Chinese Evidence-based Medicine Center, West China Hospital, Sichuan University, Chengdu 610041, China.
West China School of Public Health; Sichuan University, Chengdu 610041, China.
Sci Rep. 2016 Sep 6;6:32649. doi: 10.1038/srep32649.

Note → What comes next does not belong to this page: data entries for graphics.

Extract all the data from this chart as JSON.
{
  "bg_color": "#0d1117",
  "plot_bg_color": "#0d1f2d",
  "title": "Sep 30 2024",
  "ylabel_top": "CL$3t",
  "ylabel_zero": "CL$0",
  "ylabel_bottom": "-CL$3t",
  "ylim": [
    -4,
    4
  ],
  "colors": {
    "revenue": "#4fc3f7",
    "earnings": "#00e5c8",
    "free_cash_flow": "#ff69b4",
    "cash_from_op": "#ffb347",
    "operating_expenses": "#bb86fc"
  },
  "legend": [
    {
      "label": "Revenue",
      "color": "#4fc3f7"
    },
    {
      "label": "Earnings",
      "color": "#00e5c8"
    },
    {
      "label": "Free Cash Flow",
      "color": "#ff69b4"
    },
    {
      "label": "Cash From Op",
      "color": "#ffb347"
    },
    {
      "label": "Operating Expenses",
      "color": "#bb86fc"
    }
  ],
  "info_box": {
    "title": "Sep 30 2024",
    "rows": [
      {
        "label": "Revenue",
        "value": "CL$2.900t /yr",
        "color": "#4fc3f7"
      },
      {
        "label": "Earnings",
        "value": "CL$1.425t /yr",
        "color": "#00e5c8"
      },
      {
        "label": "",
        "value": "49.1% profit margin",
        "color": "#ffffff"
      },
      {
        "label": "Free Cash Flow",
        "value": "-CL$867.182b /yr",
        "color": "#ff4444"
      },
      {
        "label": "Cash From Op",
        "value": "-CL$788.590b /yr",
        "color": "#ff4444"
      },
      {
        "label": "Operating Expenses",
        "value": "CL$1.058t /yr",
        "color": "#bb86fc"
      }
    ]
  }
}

Alpha-glucosidase inhibitors (AGIs) was reported to be associated with several rare adverse hepatic events, but with inconsistent results. We aimed to investigate the risk of hepatotoxicity associated with the use of AGIs in patients with type 2 diabetes mellitus (T2DM), and performed a systematic review and meta-analysis. Fourteen studies (n = 2881) were eligible, all of which were RCTs. Meta-analysis of data regarding elevation of more than 3-fold the upper limit of normal (ULN) of AST and ALT showed statistically significant differences between AGIs treatment versus control (OR 6.86, 95% CI 2.50 to 18.80; OR 6.48, 95% CI 2.40 to 17.49). Subgroup analyses of elevation of more than 1.8-fold ULN of AST and ALT by dose of AGIs showed differential effects on AST and ALT (AST: OR 0.38 vs 7.31, interaction P = 0.003; ALT: OR 0.32 vs 4.55, interaction p = 0.02). Meta-analysis showed that AGIs might increase the risk of hepatotoxicity, and higher dose appeared to be associated with higher risk of hepatotoxicity. However, the evidence is limited with surrogate measures (i.e. ALT and AST), and no clinically important adverse events were observed.
α-葡萄糖苷酶抑制剂 (AGIs) 与一些罕见的肝不良事件有关,但结果不一致。我们旨在研究 2 型糖尿病 (T2DM) 患者使用 AGIs 与肝毒性相关的风险,并进行了系统评价和荟萃分析。14 项研究(n=2881)符合条件,均为 RCT。关于 AST 和 ALT 超过正常上限 (ULN)3 倍以上升高的数据的荟萃分析显示,AGIs 治疗与对照组之间存在统计学显著差异(OR 6.86,95%CI 2.50 至 18.80;OR 6.48,95%CI 2.40 至 17.49)。按 AGIs 剂量进行的 AST 和 ALT 超过 ULN1.8 倍的亚组分析显示,AST 和 ALT 的影响存在差异(AST:OR 0.38 与 7.31,交互作用 P=0.003;ALT:OR 0.32 与 4.55,交互作用 P=0.02)。荟萃分析表明,AGIs 可能会增加肝毒性的风险,并且较高的剂量似乎与更高的肝毒性风险相关。然而,证据是有限的,且仅使用替代指标(即 ALT 和 AST),未观察到临床上重要的不良事件。